Subsequently Devaney was commissioned by the leading daily
Northern Ireland newspaper The Belfast Telegraph to write opinion
pieces on non-accidental child deaths, which were published on 15th April
2012 and 24th January 2013. The research team also worked with the
investigative journalism website The Detail to disseminate
findings widely (http://tinyurl.com/k4xe2fh).

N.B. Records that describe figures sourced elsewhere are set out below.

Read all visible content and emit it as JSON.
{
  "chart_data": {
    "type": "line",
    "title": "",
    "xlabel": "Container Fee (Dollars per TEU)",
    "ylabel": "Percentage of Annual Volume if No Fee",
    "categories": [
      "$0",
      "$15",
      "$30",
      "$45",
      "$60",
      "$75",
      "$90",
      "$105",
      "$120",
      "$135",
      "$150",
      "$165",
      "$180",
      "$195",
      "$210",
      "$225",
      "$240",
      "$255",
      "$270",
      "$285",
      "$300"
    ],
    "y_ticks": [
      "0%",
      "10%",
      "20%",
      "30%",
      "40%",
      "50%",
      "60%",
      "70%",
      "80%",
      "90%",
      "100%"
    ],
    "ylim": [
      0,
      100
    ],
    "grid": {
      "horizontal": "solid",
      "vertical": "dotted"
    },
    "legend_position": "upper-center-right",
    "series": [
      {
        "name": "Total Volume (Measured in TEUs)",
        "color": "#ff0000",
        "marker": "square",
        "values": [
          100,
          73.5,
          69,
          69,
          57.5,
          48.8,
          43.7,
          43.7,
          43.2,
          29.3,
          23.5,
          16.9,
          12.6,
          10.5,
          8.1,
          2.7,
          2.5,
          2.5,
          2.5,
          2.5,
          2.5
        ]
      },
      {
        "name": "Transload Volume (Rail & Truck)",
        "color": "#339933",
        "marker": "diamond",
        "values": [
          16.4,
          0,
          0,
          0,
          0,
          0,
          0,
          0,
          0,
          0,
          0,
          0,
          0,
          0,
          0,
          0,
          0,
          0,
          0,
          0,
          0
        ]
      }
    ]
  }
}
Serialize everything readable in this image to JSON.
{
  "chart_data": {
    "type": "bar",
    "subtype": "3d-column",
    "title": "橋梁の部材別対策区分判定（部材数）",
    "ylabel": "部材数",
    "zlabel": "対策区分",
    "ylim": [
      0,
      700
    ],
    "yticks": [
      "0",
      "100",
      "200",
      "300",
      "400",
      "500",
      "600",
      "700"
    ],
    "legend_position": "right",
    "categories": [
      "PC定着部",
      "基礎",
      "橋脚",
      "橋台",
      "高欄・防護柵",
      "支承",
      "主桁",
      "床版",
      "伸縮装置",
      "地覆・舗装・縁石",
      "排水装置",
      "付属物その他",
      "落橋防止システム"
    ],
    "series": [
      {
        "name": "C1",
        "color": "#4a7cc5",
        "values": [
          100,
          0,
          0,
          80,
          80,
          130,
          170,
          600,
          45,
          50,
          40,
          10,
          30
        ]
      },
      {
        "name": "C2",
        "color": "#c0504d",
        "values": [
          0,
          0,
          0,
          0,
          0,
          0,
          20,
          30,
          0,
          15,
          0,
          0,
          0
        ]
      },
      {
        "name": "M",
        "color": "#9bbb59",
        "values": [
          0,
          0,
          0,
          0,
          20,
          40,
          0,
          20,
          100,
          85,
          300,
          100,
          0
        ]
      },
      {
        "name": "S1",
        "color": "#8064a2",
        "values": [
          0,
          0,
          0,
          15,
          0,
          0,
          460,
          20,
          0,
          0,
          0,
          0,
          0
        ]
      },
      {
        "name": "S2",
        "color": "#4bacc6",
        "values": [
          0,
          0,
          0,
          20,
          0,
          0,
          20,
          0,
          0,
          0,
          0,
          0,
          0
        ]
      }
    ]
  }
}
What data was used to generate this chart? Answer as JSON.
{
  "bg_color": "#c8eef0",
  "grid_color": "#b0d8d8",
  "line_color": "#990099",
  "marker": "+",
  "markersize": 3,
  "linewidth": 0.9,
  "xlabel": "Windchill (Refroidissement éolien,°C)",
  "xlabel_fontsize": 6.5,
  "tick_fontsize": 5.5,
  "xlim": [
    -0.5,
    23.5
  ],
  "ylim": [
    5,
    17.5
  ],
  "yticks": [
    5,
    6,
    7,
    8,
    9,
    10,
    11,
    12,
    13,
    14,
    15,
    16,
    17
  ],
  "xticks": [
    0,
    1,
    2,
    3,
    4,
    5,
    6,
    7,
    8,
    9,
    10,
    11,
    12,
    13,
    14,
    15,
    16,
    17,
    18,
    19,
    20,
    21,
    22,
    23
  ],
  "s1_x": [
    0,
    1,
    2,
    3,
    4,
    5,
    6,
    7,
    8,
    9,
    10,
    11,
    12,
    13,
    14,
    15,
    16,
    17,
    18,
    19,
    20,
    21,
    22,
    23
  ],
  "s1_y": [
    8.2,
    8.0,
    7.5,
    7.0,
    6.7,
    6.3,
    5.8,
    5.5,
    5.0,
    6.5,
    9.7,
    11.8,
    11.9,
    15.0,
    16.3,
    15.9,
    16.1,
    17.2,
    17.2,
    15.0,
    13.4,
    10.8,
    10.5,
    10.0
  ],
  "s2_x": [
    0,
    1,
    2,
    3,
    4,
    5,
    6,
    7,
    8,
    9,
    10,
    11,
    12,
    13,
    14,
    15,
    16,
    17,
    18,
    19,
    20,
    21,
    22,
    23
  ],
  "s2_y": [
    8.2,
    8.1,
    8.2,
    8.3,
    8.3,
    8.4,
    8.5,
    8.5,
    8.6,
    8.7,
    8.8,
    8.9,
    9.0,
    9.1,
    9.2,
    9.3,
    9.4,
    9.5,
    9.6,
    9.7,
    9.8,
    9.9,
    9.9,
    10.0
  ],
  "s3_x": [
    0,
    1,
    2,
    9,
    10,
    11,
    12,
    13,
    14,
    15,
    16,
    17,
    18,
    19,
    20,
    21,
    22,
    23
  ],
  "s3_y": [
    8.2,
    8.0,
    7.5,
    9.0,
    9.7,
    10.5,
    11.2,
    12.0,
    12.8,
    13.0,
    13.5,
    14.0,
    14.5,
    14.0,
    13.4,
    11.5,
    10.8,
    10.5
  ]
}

This media engagement has raised public awareness of the difficult lives
some children lead.
Sources to corroborate the impact
- Chief Social Services Officer for Northern Ireland, Department of
Health, Social Services and Public Safety
- Chair, Safeguarding Board for Northern Ireland
- Northern Ireland Commissioner for Children and Young People
- Chief Executive, National Association for People Abused in Childhood
Documentary Sources
- NI Assembly Research Paper Developing New Child Protection
Safeguarding Structures in Northern Ireland Briefing Note 43/10
http://bit.ly/HQGssT (Briefing paper
prepared for Members of the Legislative Assembly in Northern Ireland
that draws upon the first research report Reference 1)
- NI Assembly: Minute of Proceedings. Committee of the Office of the
First Minister and Deputy First Minister http://www.niassembly.gov.uk/Assembly-Business/Committees/Office-of-the-First-Minister-and-deputy-First-Minister/Minutes-of-Proceedings/20-February-2013/
(Minute of the presentation by the Children's Commissioner of the third
report Reference 4 as part of the evidence to the Assembly
inquiry into a new children's strategy for Northern Ireland)
- Safeguarding Board Act (Northern Ireland) 2011 Section 3(4)
http://www.legislation.gov.uk/nia/2011/7/section/3
(Legislation incorporating some of the key issues in relation to CMRs as
highlighted in the first report Reference 1)
- The research findings influenced the revised guidance on Serious Case
Reviews in England published in December 2009 (for example section 8.54
of Working Together to Safeguard Children (2010) is a direct
quote from pages 50-51 of the evaluation report).
- BASPCAN, NSPCC, NIASW and NUJ (2012) Guidance for the Media on the
Reporting of Child Abuse and Non-Accidental Child Deaths. http://www.baspcan.org.uk/northernireland/
(Guidance for media organisations about the reporting of child deaths in
order to reduce sensationalist reporting. The guidance was developed in
conjunction with the National Union of Journalists and children's
organisations, and cites Reference 1 as being a key driver).